Louis Couperin (c.1626-1661) will always be overshadowed by his nephew François (1668-1733). That’s inevitable: ‘Couperin le Grand’ was the only French musician whose panoramic achievements can be compared to those of Bach. Uncle Louis – dead at 35 several years before François was born – didn’t write anything of significance before his early twenties and so had a composing career of only a decade. He was organist of the important church of St Gervais in Paris, but his organ music, only recently rediscovered, isn’t memorable. The best of his harpsichord pieces, on the other hand, are mind-bendingly creative. They are reserved for top-flight performers – this isn’t repertoire for amateurs – who must insert diabolically fiddly ornaments into dance movements pulled out of shape by lopsided phrases, funky modulations and overlapping dissonances.
Which brings us back to the poor gentleman who lost his footing after dinner. Couperin’s Tombeau de Mr. de Blancrocher, about eight minutes long, is perhaps the most haunting representation of his art. Unlike his ‘unmeasured preludes’, which anticipate Stockhausen’s trick of leaving note values up to the performer, the score spells out the tune with bar lines.
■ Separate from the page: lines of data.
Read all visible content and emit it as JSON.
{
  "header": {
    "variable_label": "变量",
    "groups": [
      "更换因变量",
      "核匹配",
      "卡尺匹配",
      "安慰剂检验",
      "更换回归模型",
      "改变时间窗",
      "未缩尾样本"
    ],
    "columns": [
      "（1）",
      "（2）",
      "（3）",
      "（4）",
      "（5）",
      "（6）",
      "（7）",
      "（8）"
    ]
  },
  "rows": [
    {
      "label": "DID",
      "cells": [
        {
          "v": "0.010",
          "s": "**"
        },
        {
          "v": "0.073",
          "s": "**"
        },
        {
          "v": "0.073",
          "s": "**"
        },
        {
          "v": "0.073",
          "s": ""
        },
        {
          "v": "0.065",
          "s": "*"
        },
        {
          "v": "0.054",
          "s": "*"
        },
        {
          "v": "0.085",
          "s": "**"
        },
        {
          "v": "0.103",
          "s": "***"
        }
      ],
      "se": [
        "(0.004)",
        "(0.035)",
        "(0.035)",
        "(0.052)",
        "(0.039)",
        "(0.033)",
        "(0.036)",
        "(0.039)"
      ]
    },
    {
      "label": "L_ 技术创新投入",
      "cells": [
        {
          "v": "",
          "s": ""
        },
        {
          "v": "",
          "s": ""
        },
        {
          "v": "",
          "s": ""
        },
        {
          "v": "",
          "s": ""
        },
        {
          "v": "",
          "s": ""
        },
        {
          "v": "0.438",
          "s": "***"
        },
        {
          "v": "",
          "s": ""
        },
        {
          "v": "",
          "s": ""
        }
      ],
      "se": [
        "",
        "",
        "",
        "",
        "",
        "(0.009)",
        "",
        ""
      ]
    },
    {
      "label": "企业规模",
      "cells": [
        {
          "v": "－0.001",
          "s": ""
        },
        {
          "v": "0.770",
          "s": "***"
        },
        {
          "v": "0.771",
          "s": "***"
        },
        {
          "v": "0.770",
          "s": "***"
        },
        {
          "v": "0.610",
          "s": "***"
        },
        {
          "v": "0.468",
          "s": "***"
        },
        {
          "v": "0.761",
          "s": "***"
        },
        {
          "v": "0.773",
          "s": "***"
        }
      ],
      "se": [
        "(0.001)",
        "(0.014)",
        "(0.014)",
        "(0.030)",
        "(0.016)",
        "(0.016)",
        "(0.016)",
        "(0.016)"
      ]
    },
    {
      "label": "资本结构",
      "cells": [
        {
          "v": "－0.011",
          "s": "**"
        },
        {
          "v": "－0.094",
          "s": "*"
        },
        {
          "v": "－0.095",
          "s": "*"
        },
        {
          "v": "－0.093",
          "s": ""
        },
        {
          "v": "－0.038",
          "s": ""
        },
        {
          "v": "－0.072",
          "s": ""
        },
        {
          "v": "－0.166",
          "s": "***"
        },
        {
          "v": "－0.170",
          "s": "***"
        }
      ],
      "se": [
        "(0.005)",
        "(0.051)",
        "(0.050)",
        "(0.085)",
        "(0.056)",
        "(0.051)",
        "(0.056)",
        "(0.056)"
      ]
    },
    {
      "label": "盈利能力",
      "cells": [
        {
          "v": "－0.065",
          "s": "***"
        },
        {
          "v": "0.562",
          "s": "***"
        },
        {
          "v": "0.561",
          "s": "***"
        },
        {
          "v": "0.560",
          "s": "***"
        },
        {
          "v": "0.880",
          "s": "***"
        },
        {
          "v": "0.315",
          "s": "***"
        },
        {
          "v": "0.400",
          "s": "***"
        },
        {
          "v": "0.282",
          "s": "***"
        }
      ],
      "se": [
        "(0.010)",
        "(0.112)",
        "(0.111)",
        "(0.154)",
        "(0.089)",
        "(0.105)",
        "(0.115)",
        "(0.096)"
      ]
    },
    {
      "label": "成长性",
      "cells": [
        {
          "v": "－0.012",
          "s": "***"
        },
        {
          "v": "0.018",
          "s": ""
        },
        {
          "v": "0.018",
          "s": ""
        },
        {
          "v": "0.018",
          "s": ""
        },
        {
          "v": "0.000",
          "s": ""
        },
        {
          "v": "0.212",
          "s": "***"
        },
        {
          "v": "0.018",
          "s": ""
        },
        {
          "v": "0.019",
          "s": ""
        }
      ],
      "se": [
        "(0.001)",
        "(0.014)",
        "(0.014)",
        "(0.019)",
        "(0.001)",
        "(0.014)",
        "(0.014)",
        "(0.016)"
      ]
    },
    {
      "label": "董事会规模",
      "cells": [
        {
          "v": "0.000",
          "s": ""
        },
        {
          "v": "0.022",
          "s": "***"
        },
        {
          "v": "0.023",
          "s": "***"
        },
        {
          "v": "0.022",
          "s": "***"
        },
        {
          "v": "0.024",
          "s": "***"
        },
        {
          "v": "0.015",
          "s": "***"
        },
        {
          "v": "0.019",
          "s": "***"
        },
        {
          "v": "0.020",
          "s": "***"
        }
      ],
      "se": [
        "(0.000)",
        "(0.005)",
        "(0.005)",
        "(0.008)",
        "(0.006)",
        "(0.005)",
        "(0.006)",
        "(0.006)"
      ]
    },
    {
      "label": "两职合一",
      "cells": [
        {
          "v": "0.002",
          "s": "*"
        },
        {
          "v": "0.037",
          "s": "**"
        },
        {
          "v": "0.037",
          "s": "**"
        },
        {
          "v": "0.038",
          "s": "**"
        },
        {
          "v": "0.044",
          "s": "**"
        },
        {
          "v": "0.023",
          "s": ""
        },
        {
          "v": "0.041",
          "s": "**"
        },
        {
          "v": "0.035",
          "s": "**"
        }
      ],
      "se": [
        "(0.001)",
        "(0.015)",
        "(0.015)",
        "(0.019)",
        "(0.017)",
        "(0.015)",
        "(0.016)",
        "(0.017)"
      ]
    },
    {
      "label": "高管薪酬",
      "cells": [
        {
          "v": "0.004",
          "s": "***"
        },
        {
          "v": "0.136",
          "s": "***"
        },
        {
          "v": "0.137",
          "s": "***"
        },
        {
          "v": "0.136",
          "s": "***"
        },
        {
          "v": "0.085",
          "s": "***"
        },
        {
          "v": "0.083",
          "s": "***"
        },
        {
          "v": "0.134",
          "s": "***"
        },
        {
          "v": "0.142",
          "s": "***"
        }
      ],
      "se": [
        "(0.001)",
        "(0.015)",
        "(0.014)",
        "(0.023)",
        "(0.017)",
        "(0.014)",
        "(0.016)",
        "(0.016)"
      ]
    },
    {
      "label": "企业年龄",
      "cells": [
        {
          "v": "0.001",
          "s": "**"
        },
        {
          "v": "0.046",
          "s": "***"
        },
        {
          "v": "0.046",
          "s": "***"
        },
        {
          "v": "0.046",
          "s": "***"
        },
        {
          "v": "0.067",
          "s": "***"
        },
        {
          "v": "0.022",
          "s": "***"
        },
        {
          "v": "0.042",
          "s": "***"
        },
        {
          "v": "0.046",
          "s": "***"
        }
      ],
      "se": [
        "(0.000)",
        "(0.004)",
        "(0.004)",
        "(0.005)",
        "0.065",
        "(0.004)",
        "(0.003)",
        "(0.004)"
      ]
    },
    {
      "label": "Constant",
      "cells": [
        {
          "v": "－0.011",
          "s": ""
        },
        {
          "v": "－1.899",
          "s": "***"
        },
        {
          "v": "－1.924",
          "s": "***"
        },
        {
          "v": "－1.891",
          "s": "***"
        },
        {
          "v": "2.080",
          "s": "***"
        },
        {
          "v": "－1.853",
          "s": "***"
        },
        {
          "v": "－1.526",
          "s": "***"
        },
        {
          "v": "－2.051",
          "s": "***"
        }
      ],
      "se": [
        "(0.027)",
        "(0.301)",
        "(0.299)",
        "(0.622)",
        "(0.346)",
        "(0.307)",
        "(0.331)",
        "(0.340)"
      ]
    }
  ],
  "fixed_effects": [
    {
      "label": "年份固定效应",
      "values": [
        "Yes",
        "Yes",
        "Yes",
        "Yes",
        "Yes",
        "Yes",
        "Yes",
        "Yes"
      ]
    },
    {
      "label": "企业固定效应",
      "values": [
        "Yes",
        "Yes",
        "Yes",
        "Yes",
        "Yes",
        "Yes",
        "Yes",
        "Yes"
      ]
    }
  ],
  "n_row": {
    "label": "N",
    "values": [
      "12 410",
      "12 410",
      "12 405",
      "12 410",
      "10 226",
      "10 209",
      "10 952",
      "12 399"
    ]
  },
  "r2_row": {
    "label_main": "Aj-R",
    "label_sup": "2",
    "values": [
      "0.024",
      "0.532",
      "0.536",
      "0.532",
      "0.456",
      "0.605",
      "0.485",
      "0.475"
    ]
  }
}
But it’s hard to make out on first hearing, not just because Couperin expects lashings of extempore decoration but also because the harpsichordist’s hands move in perverse directions. Do the passages in the upper register represent Blancrocher’s ascent to heaven, as some critics have suggested? And do the downward lurches in the bass represent him bumping down the stairs? That seems horribly tasteless, but they weren’t squeamish about death in the 17th century: the tombeau for Blancrocher by Johann Jakob Froberger, who witnessed the accident, also features a suspiciously precipitous descent.
Next year marks the probable 400th anniversary of Louis Couperin’s birth – we know so little about him that we can’t be sure, and nor do we know why he died so early. To mark it, the 34-year-old French harpsichordist Jean Rondeau has recorded all Couperin’s keyboard music, including the organ pieces, as part of a ten-CD edition of his entire output, plus that of selected contemporaries, for Warner. There are two versions of the Blancrocher tombeau: one is an unadorned arrangement for viol consort that reveals the contours of the melody; the other showcases Rondeau’s uniquely ambitious approach to ornamentation.
Rondeau barely lifts his fingers from the keys as they flicker out those astonishing ornaments
It’s fascinating to compare his interpretation with a 2010 recording by Christophe Rousset, who managed to extend his reputation as the youthful hero of the harpsichord well into middle age; it’s startling to discover that he’s now 64. Rousset’s instrument is lighter and his decoration is mostly confined to the right hand, giving an impression of supremely tasteful nimbleness. Rondeau slathers the score in arabesques: his decorations range from explosive arpeggios to tiny single-note embellishments executed in a nanosecond.
Everyone who performs this repertoire must master these agréments, as they are known, and French specialists such as Rousset and Davitt Moroney are masters of the style. But Rondeau takes it to a new level. You can see him doing so on YouTube. He looks like a Breton fisherman; he barely lifts his fingers from the keys as they flicker out those astonishing ornaments. There’s an exploratory feel to them that matches the composer’s cryptic inspiration, and it comes as no surprise to discover that Rondeau is also a jazz pianist. You might object that it’s difficult to see the wood for the trees, but that misses the point; it’s like complaining about the note-spinning of a sitar virtuoso. This is surely what Louis Couperin intended, and with these radical performances he has finally been given the magnificent tombeau he deserves.
Jean Rondeau’s Louis Couperin: The Complete Works, a ten-CD set from Warner Classics, is released on 14 November.